Wednesday, 28 November 2012

Why academics is not everything? - Lawrence High School

We have all heard of the proverb- All work and no play makes Jack a dull boy. It cannot be truer in times like these when academic pressure pushes the student to the brink. In the face of cut-throat competition where scoring in exams is crucial to one’s career, one must stop and pause to think of what kind of generation are we nurturing where he/she is judged only by the performance in mainstream path.

It is also interesting to note the contradiction in the scenario where there is a lot of talent emerging in fields other than academics and the plethora of opportunities that are available today in various vocations- a thing that was absent a decade ago.  Why then does a Gen Y child feel desolate and depressed when faced with failure in examinations?
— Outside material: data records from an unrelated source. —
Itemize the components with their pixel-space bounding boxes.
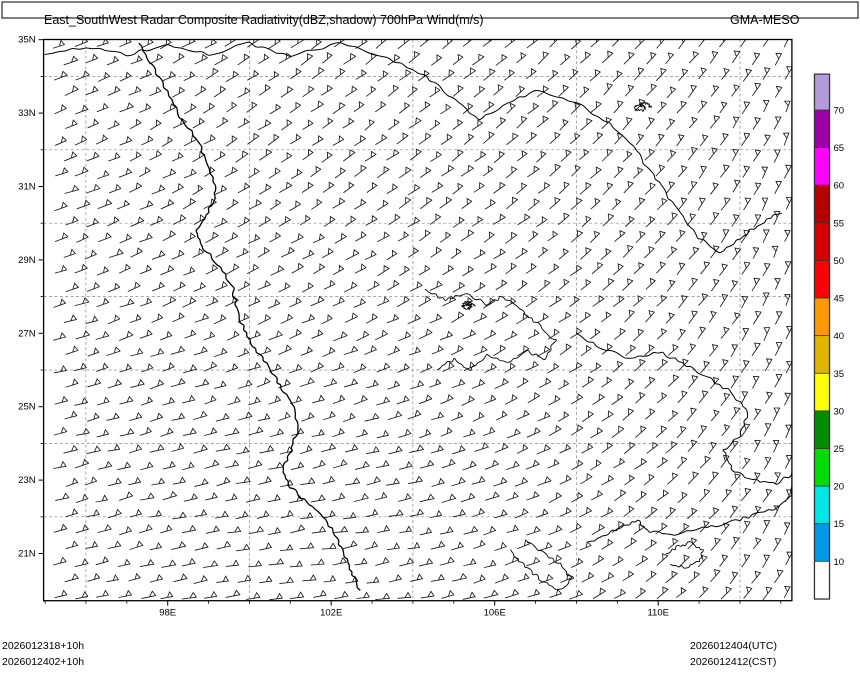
svg-text:31N: 31N <box>18 182 36 193</box>
svg-text:45: 45 <box>834 294 845 305</box>
svg-text:25N: 25N <box>18 402 36 413</box>
svg-text:50: 50 <box>834 256 845 267</box>
svg-text:2026012404(UTC): 2026012404(UTC) <box>690 640 777 652</box>
svg-text:2026012412(CST): 2026012412(CST) <box>690 656 776 668</box>
svg-text:GMA-MESO: GMA-MESO <box>730 13 800 27</box>
svg-text:98E: 98E <box>159 608 176 619</box>
svg-text:15: 15 <box>834 519 845 530</box>
svg-text:60: 60 <box>834 181 845 192</box>
svg-text:25: 25 <box>834 444 845 455</box>
svg-text:21N: 21N <box>18 549 36 560</box>
svg-text:35N: 35N <box>18 35 36 46</box>
svg-text:102E: 102E <box>320 608 342 619</box>
svg-text:106E: 106E <box>484 608 506 619</box>
svg-text:23N: 23N <box>18 475 36 486</box>
svg-text:2026012402+10h: 2026012402+10h <box>2 656 84 668</box>
svg-text:10: 10 <box>834 557 845 568</box>
svg-text:27N: 27N <box>18 328 36 339</box>
svg-text:East_SouthWest Radar Composite: East_SouthWest Radar Composite Radiativi… <box>44 13 484 27</box>
svg-text:35: 35 <box>834 369 845 380</box>
svg-text:20: 20 <box>834 482 845 493</box>
svg-text:65: 65 <box>834 143 845 154</box>
svg-text:70: 70 <box>834 106 845 117</box>
svg-text:40: 40 <box>834 331 845 342</box>
svg-text:110E: 110E <box>647 608 668 619</box>
svg-text:55: 55 <box>834 218 845 229</box>
svg-text:2026012318+10h: 2026012318+10h <box>2 640 84 652</box>
svg-text:33N: 33N <box>18 108 36 119</box>
svg-text:29N: 29N <box>18 255 36 266</box>
svg-text:30: 30 <box>834 406 845 417</box>
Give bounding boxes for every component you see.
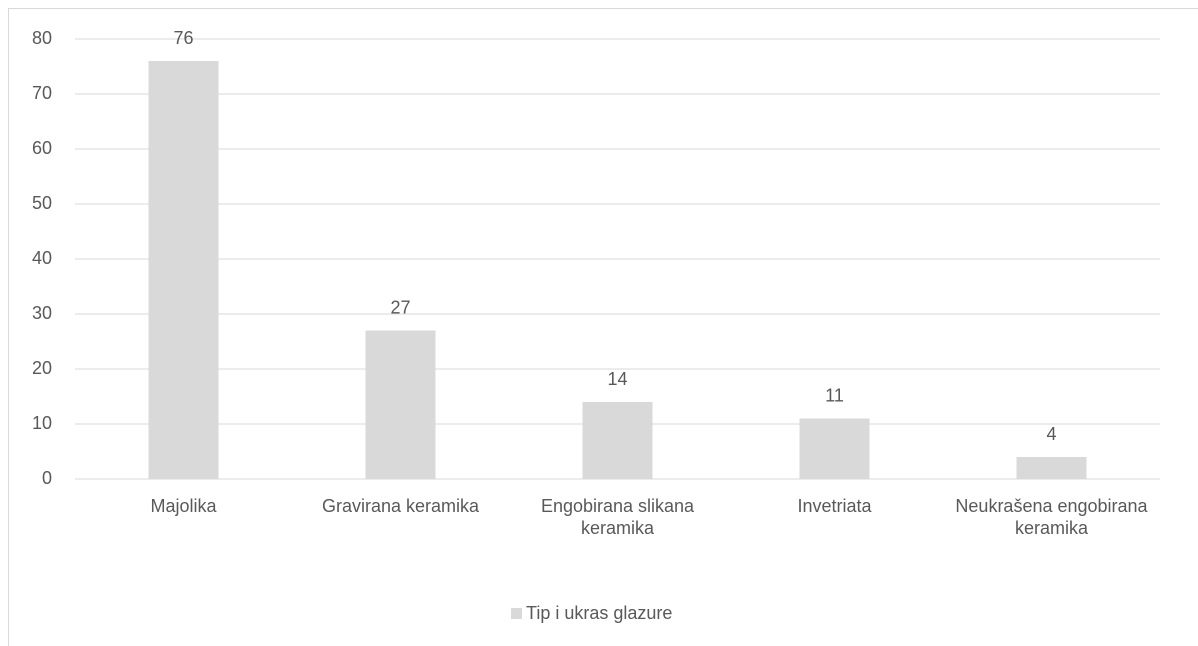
x-tick-label: Invetriata xyxy=(797,496,872,516)
bar xyxy=(799,418,870,479)
y-tick-label: 80 xyxy=(32,28,52,48)
y-tick-label: 60 xyxy=(32,138,52,158)
y-tick-label: 40 xyxy=(32,248,52,268)
x-tick-label: Gravirana keramika xyxy=(321,496,480,516)
value-label: 27 xyxy=(390,297,410,317)
bar xyxy=(148,61,219,479)
y-tick-label: 30 xyxy=(32,303,52,323)
x-tick-label: Neukrašena engobirana keramika xyxy=(955,496,1148,538)
x-tick-label: Majolika xyxy=(150,496,217,516)
bar xyxy=(582,402,653,479)
legend-swatch xyxy=(511,608,522,619)
value-label: 11 xyxy=(825,385,844,405)
y-tick-label: 10 xyxy=(32,413,52,433)
bar xyxy=(365,330,436,479)
chart-border xyxy=(8,8,1198,646)
legend-label: Tip i ukras glazure xyxy=(526,603,673,623)
y-tick-label: 20 xyxy=(32,358,52,378)
y-tick-label: 50 xyxy=(32,193,52,213)
y-tick-label: 0 xyxy=(42,468,52,488)
x-tick-label: Engobirana slikana keramika xyxy=(540,496,695,538)
value-label: 76 xyxy=(173,28,193,48)
value-label: 4 xyxy=(1046,424,1056,444)
bar xyxy=(1016,457,1087,479)
value-label: 14 xyxy=(607,369,627,389)
y-tick-label: 70 xyxy=(32,83,52,103)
The reason could perhaps lie in the fact that while we are transitioning from an academic oriented society to a wider arena where careers in lesser known fields are coming out in the open, the change in the mindset of people is yet to be complete.  A failure in one’s exam is still seen as a blot on one’s life and career- something, that cannot be redeemed.

Educational institutions need to not only integrate co-curricular activities within the syllabus but also to educate students about the possibilities of a career in lesser known fields.  It would also help to facilitate an environment where stress on other vocations is equal, opening up opportunities to bring out other talents in students in areas like sports, music, arts and other creative fields.
 An alternate career-path 
As parents and as a society too, we need to accept that being an engineer, doctor or a chartered accountant is not everything. There are successful people in other fields too. The key lies in discovering your passion at an early stage.  Failure in a particular test does not mean that the person is a failure. Not everybody excels in academics. Each person has a unique talent that needs to be identified and nurtured. And, what better institution than the school could be more equipped to carry out this task?